Internet journalists have a few roles to play in the journalistic landscape of today; for starters, they have a unique capacity, that even Lemann acknowledges, to provide raw material, sheer information.  To make sense of this may require an especially savvy reader, or it may require a Journalist to put it into context through extra research and alaysis.  (Anyway, as Jarvis challenges, “show me the millions of Technorati links claiming that we [bloggers] will fill your newsrooms.”)  Bloggers also have the capacity to directly engage media in a conversation that previously wasn’t so open.  With the advent and ease of the blog, ordinary citizens can interact with, and challenge, mainstream media (not to mention the government) in a way that was before impossible beyond a letter to the editor, that may or not be read and/or printed; in this way, they have the ability to function as a check on mainstream journalism, and it also gives the ordinary citizen more power to have a role in setting the agenda.  Though Lemann would call me too “media-centric”, these days we have an all too timid press that, in cooperation with the government, is able to determine the national conversation.  We now have the potential for news made by people.

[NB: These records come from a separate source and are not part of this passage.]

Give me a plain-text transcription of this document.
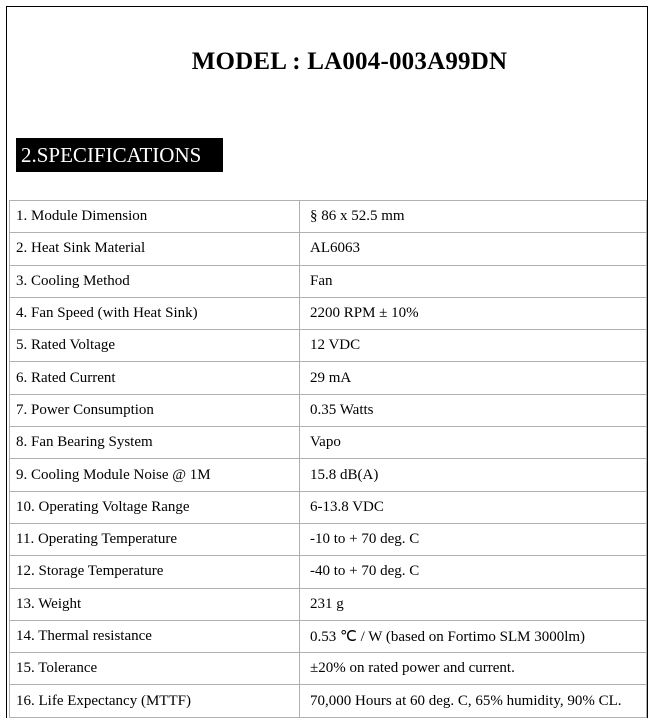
MODEL : LA004-003A99DN
2.SPECIFICATIONS
1. Module Dimension	§ 86 x 52.5 mm
2. Heat Sink Material	AL6063
3. Cooling Method	Fan
4. Fan Speed (with Heat Sink)	2200 RPM ± 10%
5. Rated Voltage	12 VDC
6. Rated Current	29 mA
7. Power Consumption	0.35 Watts
8. Fan Bearing System	Vapo
9. Cooling Module Noise @ 1M	15.8 dB(A)
10. Operating Voltage Range	6-13.8 VDC
11. Operating Temperature	-10 to + 70 deg. C
12. Storage Temperature	-40 to + 70 deg. C
13. Weight	231 g
14. Thermal resistance	0.53 ℃ / W (based on Fortimo SLM 3000lm)
15. Tolerance	±20% on rated power and current.
16. Life Expectancy (MTTF)	70,000 Hours at 60 deg. C, 65% humidity, 90% CL.
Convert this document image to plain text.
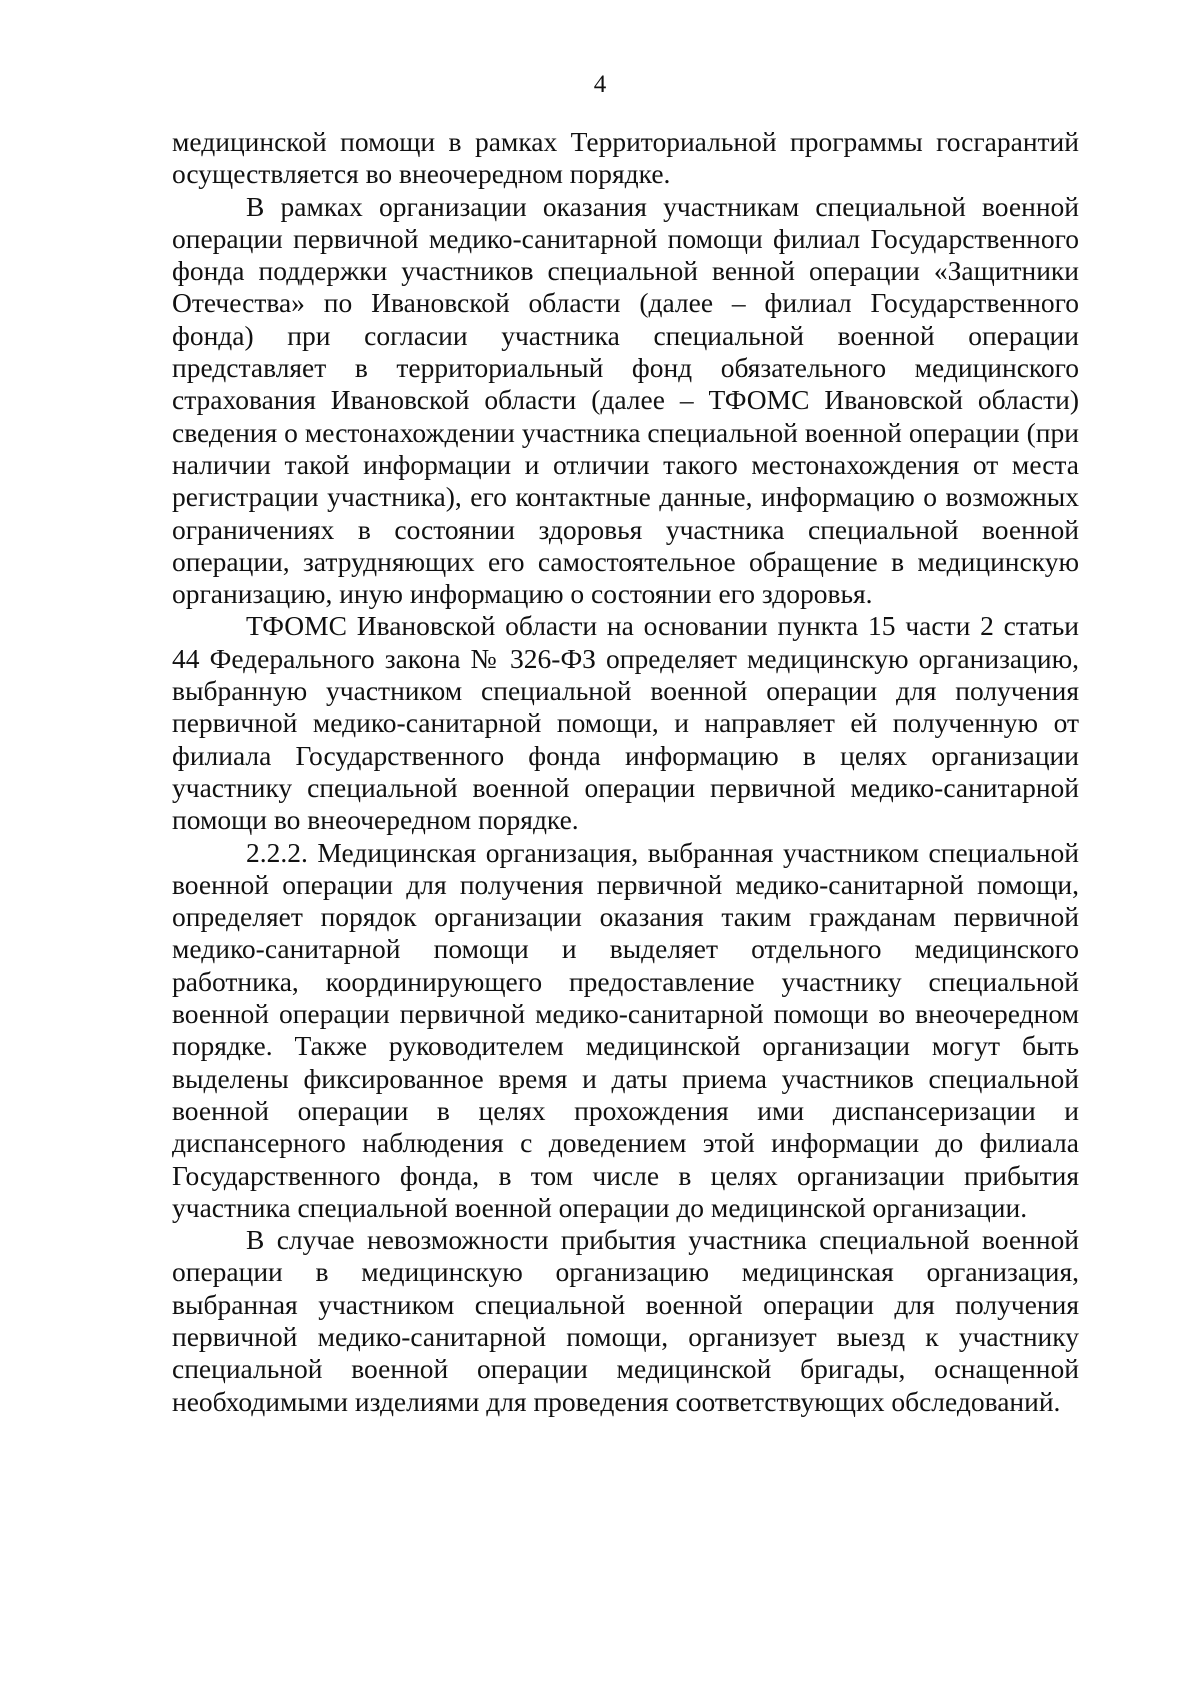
4

медицинской помощи в рамках Территориальной программы госгарантий осуществляется во внеочередном порядке.

В рамках организации оказания участникам специальной военной операции первичной медико-санитарной помощи филиал Государственного фонда поддержки участников специальной венной операции «Защитники Отечества» по Ивановской области (далее – филиал Государственного фонда) при согласии участника специальной военной операции представляет в территориальный фонд обязательного медицинского страхования Ивановской области (далее – ТФОМС Ивановской области) сведения о местонахождении участника специальной военной операции (при наличии такой информации и отличии такого местонахождения от места регистрации участника), его контактные данные, информацию о возможных ограничениях в состоянии здоровья участника специальной военной операции, затрудняющих его самостоятельное обращение в медицинскую организацию, иную информацию о состоянии его здоровья.

ТФОМС Ивановской области на основании пункта 15 части 2 статьи 44 Федерального закона № 326-ФЗ определяет медицинскую организацию, выбранную участником специальной военной операции для получения первичной медико-санитарной помощи, и направляет ей полученную от филиала Государственного фонда информацию в целях организации участнику специальной военной операции первичной медико-санитарной помощи во внеочередном порядке.

2.2.2. Медицинская организация, выбранная участником специальной военной операции для получения первичной медико-санитарной помощи, определяет порядок организации оказания таким гражданам первичной медико-санитарной помощи и выделяет отдельного медицинского работника, координирующего предоставление участнику специальной военной операции первичной медико-санитарной помощи во внеочередном порядке. Также руководителем медицинской организации могут быть выделены фиксированное время и даты приема участников специальной военной операции в целях прохождения ими диспансеризации и диспансерного наблюдения с доведением этой информации до филиала Государственного фонда, в том числе в целях организации прибытия участника специальной военной операции до медицинской организации.

В случае невозможности прибытия участника специальной военной операции в медицинскую организацию медицинская организация, выбранная участником специальной военной операции для получения первичной медико-санитарной помощи, организует выезд к участнику специальной военной операции медицинской бригады, оснащенной необходимыми изделиями для проведения соответствующих обследований.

Lemann, however, in the aforelinked-to article, identifies a disparity between the lofty ideals of internet journalism and the actual, often prosaic practice of it.  As Jarvis notes, this is a bit of a strawman, and unfair as dull counterexamples from mainstream media could be conjured up for the dull examples Lemann draws from the net.  But even taking him at face value, Lemann is wrong to use the dreary examples he scrounges up as disparaging, as though by nothing that the ‘net may not yet be functioning to its full potential–the potential for limitless, democratic freedom–that he’s shown it up as a fraud.  He’s merely described the inchoate stages of a nascent movement.

Lemann’s thoughts on internet journalism might best be summed up looking at a page on The Guardian’s website in which he responds to Jeff Jarvis.  At the bottom it reads, “comments have now been closed on this entry.”